Por outro lado, a ciência tem uma grande tarefa pela frente, que é tornar-se menos enigmática, mais acessível, mais aberta, comunicar-se melhor, conhecer e apresentar-se como falível, trabalhar com seus próprios preconceitos e estar mais preocupada com seu tempo. Entretanto, não pretendo que o debate seja entre ciência e não-ciência, ou entre racionalidade e irracionalidade. A adesão às crenças nas teorias da conspiração parece apresentar uma racionalidade subjacente e uma forma particular de moldar o que é conhecimento válido que contesta epistemes de autoridade (como a científica) e, portanto, requer mais exploração.
Mar Griera é professor no Departamento de Sociologia da Universitat Autònoma de Barcelona e desde 2016 é diretor do grupo de pesquisa isoré especializada na sociologia da religião. Seu trabalho se concentra na intersecção entre religião, espiritualidade, identidade e política na Europa contemporânea.
Enriqueta Lerma D. em Antropologia, pesquisador do Centro de Investigaciones Multidisciplinarias sobre Chiapas y la Frontera Sur da Universidad Nacional Autónoma de México.
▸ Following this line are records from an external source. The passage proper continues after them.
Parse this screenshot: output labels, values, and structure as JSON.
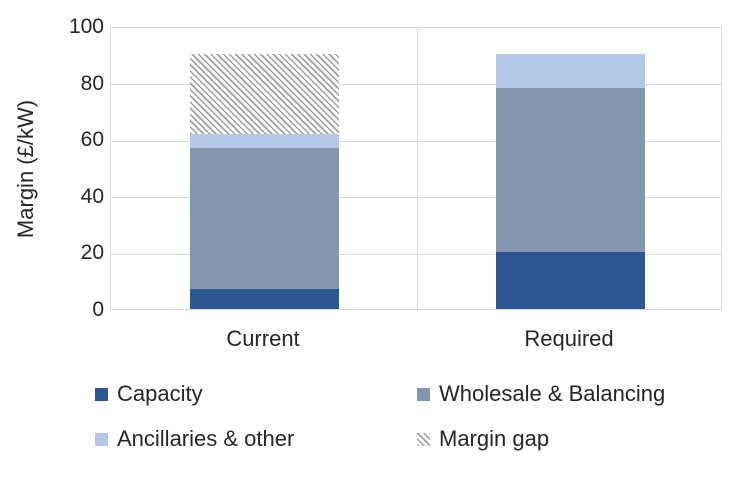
{
  "chart_data": {
    "type": "bar",
    "stacked": true,
    "ylabel": "Margin (£/kW)",
    "ylim": [
      0,
      100
    ],
    "yticks": [
      0,
      20,
      40,
      60,
      80,
      100
    ],
    "categories": [
      "Current",
      "Required"
    ],
    "series": [
      {
        "name": "Capacity",
        "color": "#2e5693",
        "pattern": "solid",
        "values": [
          7,
          20
        ]
      },
      {
        "name": "Wholesale & Balancing",
        "color": "#8496ae",
        "pattern": "solid",
        "values": [
          50,
          58
        ]
      },
      {
        "name": "Ancillaries & other",
        "color": "#b5c7e8",
        "pattern": "solid",
        "values": [
          5,
          12
        ]
      },
      {
        "name": "Margin gap",
        "color": "#9f9f9f",
        "pattern": "diagonal-hatch",
        "values": [
          28,
          0
        ]
      }
    ],
    "grid": "horizontal",
    "legend_position": "bottom-two-columns",
    "colors": {
      "gridline": "#d9d9d9",
      "text": "#262626",
      "background": "#ffffff"
    }
  }
}
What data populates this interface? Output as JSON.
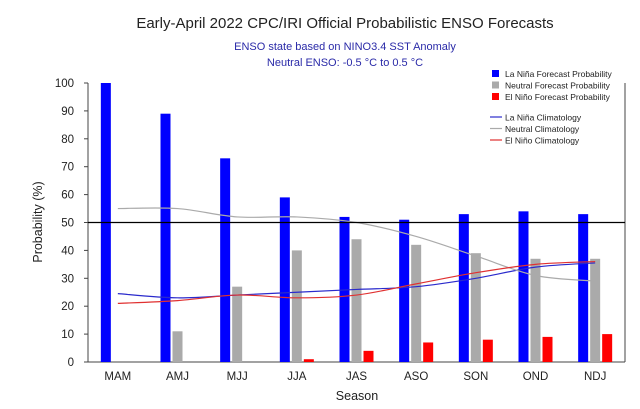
{
  "chart_data": {
    "type": "bar",
    "title": "Early-April 2022 CPC/IRI Official Probabilistic ENSO Forecasts",
    "subtitle_lines": [
      "ENSO state based on NINO3.4 SST Anomaly",
      "Neutral ENSO: -0.5 °C to 0.5 °C"
    ],
    "xlabel": "Season",
    "ylabel": "Probability (%)",
    "ylim": [
      0,
      100
    ],
    "yticks": [
      0,
      10,
      20,
      30,
      40,
      50,
      60,
      70,
      80,
      90,
      100
    ],
    "reference_line": 50,
    "categories": [
      "MAM",
      "AMJ",
      "MJJ",
      "JJA",
      "JAS",
      "ASO",
      "SON",
      "OND",
      "NDJ"
    ],
    "series": [
      {
        "name": "La Niña Forecast Probability",
        "kind": "bar",
        "color": "#0000ff",
        "values": [
          100,
          89,
          73,
          59,
          52,
          51,
          53,
          54,
          53
        ]
      },
      {
        "name": "Neutral Forecast Probability",
        "kind": "bar",
        "color": "#aaaaaa",
        "values": [
          0,
          11,
          27,
          40,
          44,
          42,
          39,
          37,
          37
        ]
      },
      {
        "name": "El Niño Forecast Probability",
        "kind": "bar",
        "color": "#ff0000",
        "values": [
          0,
          0,
          0,
          1,
          4,
          7,
          8,
          9,
          10
        ]
      }
    ],
    "lines": [
      {
        "name": "La Niña Climatology",
        "color": "#2a2acc",
        "values": [
          24.5,
          23,
          24,
          25,
          26,
          27,
          30,
          34,
          35.5
        ]
      },
      {
        "name": "Neutral Climatology",
        "color": "#aaaaaa",
        "values": [
          55,
          55,
          52,
          52,
          50,
          45,
          38,
          31,
          29
        ]
      },
      {
        "name": "El Niño Climatology",
        "color": "#e03030",
        "values": [
          21,
          22,
          24,
          23,
          24,
          28,
          32,
          35,
          36
        ]
      }
    ],
    "legend_position": "top-right",
    "grid": false
  }
}
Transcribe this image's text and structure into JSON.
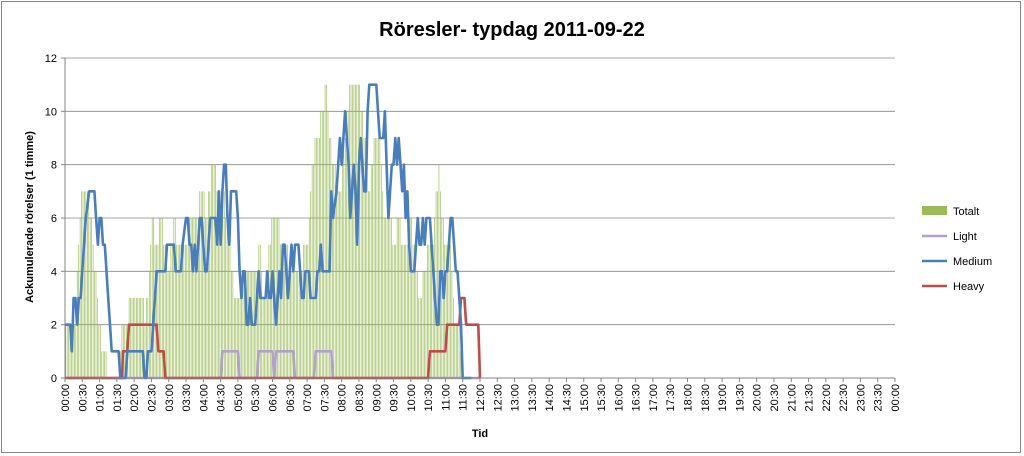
{
  "chart_data": {
    "type": "line",
    "title": "Röresler- typdag 2011-09-22",
    "xlabel": "Tid",
    "ylabel": "Ackumulerade rörelser (1 timme)",
    "ylim": [
      0,
      12
    ],
    "yticks": [
      "0",
      "2",
      "4",
      "6",
      "8",
      "10",
      "12"
    ],
    "grid": true,
    "legend_position": "right",
    "x_ticks": [
      "00:00",
      "00:30",
      "01:00",
      "01:30",
      "02:00",
      "02:30",
      "03:00",
      "03:30",
      "04:00",
      "04:30",
      "05:00",
      "05:30",
      "06:00",
      "06:30",
      "07:00",
      "07:30",
      "08:00",
      "08:30",
      "09:00",
      "09:30",
      "10:00",
      "10:30",
      "11:00",
      "11:30",
      "12:00",
      "12:30",
      "13:00",
      "13:30",
      "14:00",
      "14:30",
      "15:00",
      "15:30",
      "16:00",
      "16:30",
      "17:00",
      "17:30",
      "18:00",
      "18:30",
      "19:00",
      "19:30",
      "20:00",
      "20:30",
      "21:00",
      "21:30",
      "22:00",
      "22:30",
      "23:00",
      "23:30",
      "00:00"
    ],
    "series": [
      {
        "name": "Totalt",
        "kind": "bar",
        "color": "#9bbb59",
        "points": [
          [
            0,
            2
          ],
          [
            0.5,
            2
          ],
          [
            1,
            7
          ],
          [
            1.3,
            7
          ],
          [
            1.5,
            6
          ],
          [
            2,
            2
          ],
          [
            2.2,
            1
          ],
          [
            2.4,
            1
          ],
          [
            2.5,
            0
          ],
          [
            3.1,
            0
          ],
          [
            3.3,
            2
          ],
          [
            3.6,
            2
          ],
          [
            3.75,
            3
          ],
          [
            4,
            3
          ],
          [
            4.5,
            3
          ],
          [
            4.6,
            2
          ],
          [
            4.7,
            3
          ],
          [
            4.9,
            4
          ],
          [
            5,
            6
          ],
          [
            5.3,
            5
          ],
          [
            5.5,
            6
          ],
          [
            6,
            4
          ],
          [
            6.3,
            6
          ],
          [
            6.5,
            5
          ],
          [
            7,
            5
          ],
          [
            7.3,
            6
          ],
          [
            7.5,
            6
          ],
          [
            8,
            7
          ],
          [
            8.2,
            6
          ],
          [
            8.5,
            8
          ],
          [
            9,
            7
          ],
          [
            9.2,
            7
          ],
          [
            9.5,
            5
          ],
          [
            9.8,
            3
          ],
          [
            10,
            3
          ],
          [
            10.5,
            4
          ],
          [
            11,
            4
          ],
          [
            11.3,
            5
          ],
          [
            11.5,
            3
          ],
          [
            12,
            6
          ],
          [
            12.3,
            6
          ],
          [
            12.6,
            4
          ],
          [
            12.8,
            5
          ],
          [
            13,
            4
          ],
          [
            13.5,
            4
          ],
          [
            14,
            5
          ],
          [
            14.3,
            8
          ],
          [
            14.6,
            9
          ],
          [
            14.9,
            10
          ],
          [
            15.1,
            11
          ],
          [
            15.3,
            9
          ],
          [
            15.5,
            8
          ],
          [
            15.9,
            7
          ],
          [
            16.2,
            9
          ],
          [
            16.5,
            11
          ],
          [
            16.9,
            11
          ],
          [
            17.2,
            10
          ],
          [
            17.6,
            7
          ],
          [
            17.9,
            9
          ],
          [
            18.2,
            9
          ],
          [
            18.5,
            6
          ],
          [
            18.8,
            6
          ],
          [
            19,
            5
          ],
          [
            19.3,
            6
          ],
          [
            19.6,
            5
          ],
          [
            20,
            6
          ],
          [
            20.3,
            4
          ],
          [
            20.5,
            3
          ],
          [
            20.8,
            4
          ],
          [
            21,
            5
          ],
          [
            21.3,
            5
          ],
          [
            21.6,
            8
          ],
          [
            21.8,
            6
          ],
          [
            22,
            5
          ],
          [
            22.3,
            5
          ],
          [
            22.5,
            2
          ],
          [
            22.8,
            2
          ],
          [
            23,
            0
          ],
          [
            23.5,
            0
          ],
          [
            24,
            0
          ]
        ]
      },
      {
        "name": "Light",
        "kind": "line",
        "color": "#b3a2c7",
        "points": [
          [
            0,
            0
          ],
          [
            9.0,
            0
          ],
          [
            9.1,
            1
          ],
          [
            10.0,
            1
          ],
          [
            10.1,
            0
          ],
          [
            11.1,
            0
          ],
          [
            11.2,
            1
          ],
          [
            12.0,
            1
          ],
          [
            12.1,
            0
          ],
          [
            12.2,
            1
          ],
          [
            13.2,
            1
          ],
          [
            13.3,
            0
          ],
          [
            14.4,
            0
          ],
          [
            14.5,
            1
          ],
          [
            15.4,
            1
          ],
          [
            15.5,
            0
          ],
          [
            24,
            0
          ]
        ]
      },
      {
        "name": "Medium",
        "kind": "line",
        "color": "#4a7ebb",
        "points": [
          [
            0,
            2
          ],
          [
            0.3,
            2
          ],
          [
            0.4,
            1
          ],
          [
            0.5,
            3
          ],
          [
            0.6,
            3
          ],
          [
            0.7,
            2
          ],
          [
            0.8,
            3
          ],
          [
            0.9,
            3
          ],
          [
            1.0,
            4
          ],
          [
            1.1,
            5
          ],
          [
            1.2,
            6
          ],
          [
            1.4,
            7
          ],
          [
            1.7,
            7
          ],
          [
            1.8,
            6
          ],
          [
            1.9,
            5
          ],
          [
            2.0,
            6
          ],
          [
            2.1,
            6
          ],
          [
            2.2,
            5
          ],
          [
            2.3,
            5
          ],
          [
            2.5,
            3
          ],
          [
            2.6,
            2
          ],
          [
            2.7,
            1
          ],
          [
            3.1,
            1
          ],
          [
            3.2,
            0
          ],
          [
            3.5,
            0
          ],
          [
            3.6,
            1
          ],
          [
            4.5,
            1
          ],
          [
            4.6,
            0
          ],
          [
            4.7,
            0
          ],
          [
            4.8,
            1
          ],
          [
            5.0,
            1
          ],
          [
            5.1,
            2
          ],
          [
            5.2,
            3
          ],
          [
            5.3,
            4
          ],
          [
            5.8,
            4
          ],
          [
            5.9,
            5
          ],
          [
            6.3,
            5
          ],
          [
            6.4,
            4
          ],
          [
            6.7,
            4
          ],
          [
            6.8,
            5
          ],
          [
            7.0,
            6
          ],
          [
            7.1,
            6
          ],
          [
            7.2,
            5
          ],
          [
            7.3,
            5
          ],
          [
            7.4,
            4
          ],
          [
            7.5,
            5
          ],
          [
            7.6,
            4
          ],
          [
            7.7,
            5
          ],
          [
            7.8,
            6
          ],
          [
            7.9,
            6
          ],
          [
            8.0,
            5
          ],
          [
            8.1,
            4
          ],
          [
            8.2,
            4
          ],
          [
            8.3,
            5
          ],
          [
            8.4,
            6
          ],
          [
            8.7,
            6
          ],
          [
            8.8,
            5
          ],
          [
            8.9,
            7
          ],
          [
            9.0,
            5
          ],
          [
            9.1,
            7
          ],
          [
            9.2,
            8
          ],
          [
            9.3,
            8
          ],
          [
            9.4,
            6
          ],
          [
            9.5,
            5
          ],
          [
            9.6,
            7
          ],
          [
            9.9,
            7
          ],
          [
            10.0,
            6
          ],
          [
            10.1,
            4
          ],
          [
            10.2,
            3
          ],
          [
            10.3,
            4
          ],
          [
            10.4,
            4
          ],
          [
            10.5,
            2
          ],
          [
            10.6,
            2
          ],
          [
            10.7,
            3
          ],
          [
            10.8,
            2
          ],
          [
            11.0,
            2
          ],
          [
            11.1,
            3
          ],
          [
            11.2,
            4
          ],
          [
            11.3,
            3
          ],
          [
            11.6,
            3
          ],
          [
            11.7,
            4
          ],
          [
            11.8,
            3
          ],
          [
            11.9,
            3
          ],
          [
            12.0,
            4
          ],
          [
            12.1,
            3
          ],
          [
            12.2,
            2
          ],
          [
            12.3,
            3
          ],
          [
            12.4,
            4
          ],
          [
            12.5,
            3
          ],
          [
            12.6,
            5
          ],
          [
            12.7,
            5
          ],
          [
            12.8,
            4
          ],
          [
            12.9,
            3
          ],
          [
            13.0,
            4
          ],
          [
            13.1,
            5
          ],
          [
            13.2,
            4
          ],
          [
            13.3,
            5
          ],
          [
            13.4,
            5
          ],
          [
            13.5,
            5
          ],
          [
            13.6,
            4
          ],
          [
            13.7,
            3
          ],
          [
            13.8,
            3
          ],
          [
            13.9,
            4
          ],
          [
            14.1,
            4
          ],
          [
            14.2,
            3
          ],
          [
            14.5,
            3
          ],
          [
            14.6,
            4
          ],
          [
            14.7,
            4
          ],
          [
            14.8,
            5
          ],
          [
            14.9,
            4
          ],
          [
            15.3,
            4
          ],
          [
            15.4,
            7
          ],
          [
            15.5,
            6
          ],
          [
            15.7,
            7
          ],
          [
            15.8,
            8
          ],
          [
            15.9,
            9
          ],
          [
            16.0,
            8
          ],
          [
            16.1,
            9
          ],
          [
            16.2,
            10
          ],
          [
            16.3,
            9
          ],
          [
            16.4,
            8
          ],
          [
            16.5,
            6
          ],
          [
            16.6,
            7
          ],
          [
            16.7,
            8
          ],
          [
            16.8,
            7
          ],
          [
            16.9,
            5
          ],
          [
            17.0,
            8
          ],
          [
            17.1,
            9
          ],
          [
            17.2,
            8
          ],
          [
            17.3,
            7
          ],
          [
            17.4,
            7
          ],
          [
            17.5,
            10
          ],
          [
            17.6,
            11
          ],
          [
            18.0,
            11
          ],
          [
            18.1,
            10
          ],
          [
            18.2,
            9
          ],
          [
            18.4,
            9
          ],
          [
            18.5,
            10
          ],
          [
            18.6,
            8
          ],
          [
            18.7,
            6
          ],
          [
            18.8,
            7
          ],
          [
            18.9,
            8
          ],
          [
            19.0,
            8
          ],
          [
            19.1,
            9
          ],
          [
            19.2,
            8
          ],
          [
            19.3,
            9
          ],
          [
            19.4,
            8
          ],
          [
            19.5,
            7
          ],
          [
            19.6,
            8
          ],
          [
            19.7,
            6
          ],
          [
            19.8,
            7
          ],
          [
            19.9,
            5
          ],
          [
            20.0,
            4
          ],
          [
            20.2,
            4
          ],
          [
            20.3,
            5
          ],
          [
            20.4,
            6
          ],
          [
            20.5,
            5
          ],
          [
            20.6,
            5
          ],
          [
            20.7,
            6
          ],
          [
            20.8,
            5
          ],
          [
            20.9,
            6
          ],
          [
            21.1,
            6
          ],
          [
            21.2,
            5
          ],
          [
            21.3,
            4
          ],
          [
            21.4,
            3
          ],
          [
            21.5,
            2
          ],
          [
            21.6,
            2
          ],
          [
            21.7,
            4
          ],
          [
            21.8,
            4
          ],
          [
            21.9,
            3
          ],
          [
            22.0,
            4
          ],
          [
            22.1,
            4
          ],
          [
            22.2,
            5
          ],
          [
            22.3,
            6
          ],
          [
            22.4,
            6
          ],
          [
            22.5,
            5
          ],
          [
            22.6,
            4
          ],
          [
            22.7,
            4
          ],
          [
            22.8,
            3
          ],
          [
            22.9,
            2
          ],
          [
            23.0,
            0
          ],
          [
            23.5,
            0
          ]
        ]
      },
      {
        "name": "Heavy",
        "kind": "line",
        "color": "#be4b48",
        "points": [
          [
            0,
            0
          ],
          [
            3.3,
            0
          ],
          [
            3.35,
            1
          ],
          [
            3.6,
            1
          ],
          [
            3.7,
            2
          ],
          [
            5.3,
            2
          ],
          [
            5.4,
            1
          ],
          [
            5.7,
            1
          ],
          [
            5.8,
            0
          ],
          [
            21.0,
            0
          ],
          [
            21.1,
            1
          ],
          [
            22.0,
            1
          ],
          [
            22.1,
            2
          ],
          [
            22.8,
            2
          ],
          [
            22.9,
            3
          ],
          [
            23.1,
            3
          ],
          [
            23.2,
            2
          ],
          [
            23.9,
            2
          ],
          [
            24.0,
            0
          ]
        ]
      }
    ]
  }
}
Membro do Sistema Nacional de Pesquisadores. Fundador do Laboratorio de Etnografía del cimsur.
Rodrigo Toniol é antropólogo, professor no Departamento de Antropologia da Universidade Federal do Rio de Janeiro e no programa de pós-graduação em Antropologia Social da Unicamp. Ele é editor da revista Os debates fazem ner e pesquisador de produtividade em cnpq. Ele é atualmente presidente da Associação de Cientistas Sociais de Religião do Mercosul.
Hugo H. Rabbia possui um doutorado em Estudos Sociais Latino-Americanos. Pesquisador em conicet no Instituto de Pesquisa Psicológica (iipsi) na Universidade Nacional de Córdoba. Professor de Psicologia Política na Universidade Católica de Córdoba.
Olga Odgers possui um doutorado em Sociologia (ehessParis) e pesquisadora do Colegio de la Frontera Norte desde 1998. Suas pesquisas se concentram na intersecção de análises sobre religião, migração e saúde.
María Eugenia Patiño é PhD em Ciências Antropológicas (uam), professor e pesquisador da Universidade Autônoma de Aguascalientes. Sua pesquisa se concentra no estudo dos movimentos leigos, da vida consagrada feminina e do catolicismo.